Von Rettern ist Haiti nicht zu retten


Vor zehn Jahren verwüstete ein Erdbeben Haiti. Es war nicht die erste Katastrophe, die das
Land heimsuchte. Und nicht die letzte. Droht nun ein Bürgerkrieg?

Von MARTIN FRANKE

© AP
Demonstranten tragen einen Getöteten aus ihren Reihen im Sarg zum Friedhof von Port-
au-Prince. (Archivbild von November 2019)

Haiti war einmal Weltmarktführer für Kaffee, Baumwolle und Rohrzucker. Heute ist es das ärmste
Land der westlichen Hemisphäre und gilt als gescheiterter Staat. Zwar ging es Haiti schon vor dem
schweren Erdbeben vom 12. Januar 2010 schlecht. Die Naturkatastrophe, die sich nun zum zehnten
Mal jährt, brachte den Karibikstaat aber noch weiter an den Abgrund: Mehr als 200.000 Menschen
kamen ums Leben, mindestens 300.000 wurden verletzt.

Das gesamte öffentliche Leben brach innerhalb weniger Sekunden zusammen; 1,3 Million Haitianer
wurden obdachlos. Zwar rollte die internationale Hilfe am Tag des Unglücks an. Doch selbst das
größte Spendenprogramm in der Geschichte der Vereinten Nationen – elf Milliarden Dollar wurden
Haiti von ausländischen Gebern versprochen – konnte keinen Aufschwung herbeiführen.

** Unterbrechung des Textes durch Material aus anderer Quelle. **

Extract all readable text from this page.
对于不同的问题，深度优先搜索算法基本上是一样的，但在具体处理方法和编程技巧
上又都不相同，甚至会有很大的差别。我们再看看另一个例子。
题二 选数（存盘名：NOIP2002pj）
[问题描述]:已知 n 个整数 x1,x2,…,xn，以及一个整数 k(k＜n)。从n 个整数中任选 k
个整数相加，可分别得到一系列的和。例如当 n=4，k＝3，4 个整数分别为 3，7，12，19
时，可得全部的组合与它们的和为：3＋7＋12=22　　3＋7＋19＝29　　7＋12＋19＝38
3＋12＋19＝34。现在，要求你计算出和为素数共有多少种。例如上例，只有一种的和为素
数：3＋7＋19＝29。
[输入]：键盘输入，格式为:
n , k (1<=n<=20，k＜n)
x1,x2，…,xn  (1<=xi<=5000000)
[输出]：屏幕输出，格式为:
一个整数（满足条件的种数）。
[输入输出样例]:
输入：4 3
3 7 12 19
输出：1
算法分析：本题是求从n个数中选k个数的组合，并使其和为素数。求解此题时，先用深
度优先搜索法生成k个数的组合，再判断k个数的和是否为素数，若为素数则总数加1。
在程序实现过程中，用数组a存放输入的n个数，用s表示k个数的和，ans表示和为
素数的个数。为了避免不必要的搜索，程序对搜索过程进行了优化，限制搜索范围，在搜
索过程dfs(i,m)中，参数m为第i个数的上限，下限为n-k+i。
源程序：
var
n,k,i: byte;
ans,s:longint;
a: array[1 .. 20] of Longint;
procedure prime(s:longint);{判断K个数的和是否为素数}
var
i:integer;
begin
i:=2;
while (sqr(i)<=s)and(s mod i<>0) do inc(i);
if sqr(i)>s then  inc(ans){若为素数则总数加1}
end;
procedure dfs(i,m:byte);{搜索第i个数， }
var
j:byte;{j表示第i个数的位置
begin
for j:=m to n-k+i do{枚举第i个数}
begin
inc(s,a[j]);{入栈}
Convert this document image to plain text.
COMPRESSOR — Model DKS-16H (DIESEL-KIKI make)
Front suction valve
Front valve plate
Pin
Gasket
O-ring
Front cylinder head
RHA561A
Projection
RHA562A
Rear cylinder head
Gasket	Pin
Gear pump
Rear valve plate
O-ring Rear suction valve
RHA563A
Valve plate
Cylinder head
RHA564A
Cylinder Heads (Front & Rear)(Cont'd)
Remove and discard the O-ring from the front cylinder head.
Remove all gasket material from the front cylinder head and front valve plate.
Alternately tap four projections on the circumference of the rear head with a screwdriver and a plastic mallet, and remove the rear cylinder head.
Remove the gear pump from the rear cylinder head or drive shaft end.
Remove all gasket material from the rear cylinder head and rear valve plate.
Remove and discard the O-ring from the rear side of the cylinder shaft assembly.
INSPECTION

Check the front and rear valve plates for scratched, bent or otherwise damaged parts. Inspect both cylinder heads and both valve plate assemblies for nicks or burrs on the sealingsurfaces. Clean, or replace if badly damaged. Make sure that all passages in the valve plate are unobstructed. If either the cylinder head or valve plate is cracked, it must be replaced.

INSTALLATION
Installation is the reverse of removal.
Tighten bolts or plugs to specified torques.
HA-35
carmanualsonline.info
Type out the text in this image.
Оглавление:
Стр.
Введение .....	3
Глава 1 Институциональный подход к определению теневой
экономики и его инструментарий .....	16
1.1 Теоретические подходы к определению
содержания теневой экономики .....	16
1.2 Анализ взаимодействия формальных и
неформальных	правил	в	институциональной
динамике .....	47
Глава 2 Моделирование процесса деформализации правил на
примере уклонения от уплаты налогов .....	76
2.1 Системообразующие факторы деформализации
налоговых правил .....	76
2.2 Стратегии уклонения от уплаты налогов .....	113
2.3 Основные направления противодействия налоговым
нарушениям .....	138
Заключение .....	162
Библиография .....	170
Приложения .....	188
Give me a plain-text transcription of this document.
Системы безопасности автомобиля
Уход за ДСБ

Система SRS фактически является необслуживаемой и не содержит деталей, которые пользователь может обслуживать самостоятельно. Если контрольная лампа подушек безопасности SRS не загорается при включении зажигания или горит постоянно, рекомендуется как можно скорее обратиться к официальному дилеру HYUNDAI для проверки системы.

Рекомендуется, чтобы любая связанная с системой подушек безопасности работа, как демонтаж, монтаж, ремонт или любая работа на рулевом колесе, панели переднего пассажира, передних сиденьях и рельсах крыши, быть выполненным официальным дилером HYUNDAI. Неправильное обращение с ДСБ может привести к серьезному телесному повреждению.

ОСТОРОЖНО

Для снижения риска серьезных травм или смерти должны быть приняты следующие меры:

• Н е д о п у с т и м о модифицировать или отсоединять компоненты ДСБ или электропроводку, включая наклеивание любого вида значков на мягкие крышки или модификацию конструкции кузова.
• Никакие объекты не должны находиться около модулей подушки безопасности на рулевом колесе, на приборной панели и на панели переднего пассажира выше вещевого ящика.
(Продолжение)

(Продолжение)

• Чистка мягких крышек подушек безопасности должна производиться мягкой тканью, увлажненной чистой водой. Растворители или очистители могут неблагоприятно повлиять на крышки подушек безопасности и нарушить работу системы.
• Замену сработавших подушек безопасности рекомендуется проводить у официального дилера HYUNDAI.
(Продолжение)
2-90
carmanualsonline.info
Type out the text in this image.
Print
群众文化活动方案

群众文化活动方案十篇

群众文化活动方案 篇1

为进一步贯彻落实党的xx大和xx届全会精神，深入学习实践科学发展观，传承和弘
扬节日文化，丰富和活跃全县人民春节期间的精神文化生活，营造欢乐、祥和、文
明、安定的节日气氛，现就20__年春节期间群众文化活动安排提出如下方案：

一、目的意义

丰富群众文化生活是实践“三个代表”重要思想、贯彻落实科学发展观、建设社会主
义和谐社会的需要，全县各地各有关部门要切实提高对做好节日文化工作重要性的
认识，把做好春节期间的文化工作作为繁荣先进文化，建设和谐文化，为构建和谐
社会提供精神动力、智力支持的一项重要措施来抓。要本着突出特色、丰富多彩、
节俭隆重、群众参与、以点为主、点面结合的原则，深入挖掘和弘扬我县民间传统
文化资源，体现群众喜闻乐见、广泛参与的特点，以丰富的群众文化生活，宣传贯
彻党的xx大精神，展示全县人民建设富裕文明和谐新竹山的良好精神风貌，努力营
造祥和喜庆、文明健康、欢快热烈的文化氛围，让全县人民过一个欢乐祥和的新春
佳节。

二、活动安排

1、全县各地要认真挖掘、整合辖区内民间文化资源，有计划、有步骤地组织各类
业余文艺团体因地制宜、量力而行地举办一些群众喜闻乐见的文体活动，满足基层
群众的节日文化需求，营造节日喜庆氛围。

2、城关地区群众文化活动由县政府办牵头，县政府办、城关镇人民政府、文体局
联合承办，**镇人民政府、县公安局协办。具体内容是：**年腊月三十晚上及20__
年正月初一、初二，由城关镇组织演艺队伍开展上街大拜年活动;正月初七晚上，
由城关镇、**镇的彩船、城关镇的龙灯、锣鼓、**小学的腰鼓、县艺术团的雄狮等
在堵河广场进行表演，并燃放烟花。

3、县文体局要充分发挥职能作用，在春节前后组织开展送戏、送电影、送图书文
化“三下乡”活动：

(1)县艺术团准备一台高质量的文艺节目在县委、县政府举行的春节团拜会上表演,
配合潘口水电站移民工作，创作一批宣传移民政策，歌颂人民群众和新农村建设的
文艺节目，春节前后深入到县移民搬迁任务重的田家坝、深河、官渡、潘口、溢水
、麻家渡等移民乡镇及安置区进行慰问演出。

Im Gegenteil: Kritiker wie der Filmemacher Raoul Peck beklagen, dass die ausländische Hilfe
„tödlich“ gewesen sei. Sie habe die Korruption beflügelt und die grundsätzlichen Probleme ignoriert.
So hatten Hilfsorganisationen zwar in großem Stil zweckgebundene Spenden gesammelt, die für den
Wiederaufbau bestimmt waren. Doch für die Beseitigung des Schutts hatten sie nichts eingeplant.
Haiti blieb über Jahre auf seinen Trümmern sitzen, obwohl es zeitweise die höchste Dichte an
Hilfsorganisationen aufwies. Heute weiß man auch: Achtzig Prozent der Spenden sind zunächst in die
Geberländer zurückgeflossen. Deutschland beispielsweise hat vor allem deutsche
Nichtregierungsorganisationen gefördert.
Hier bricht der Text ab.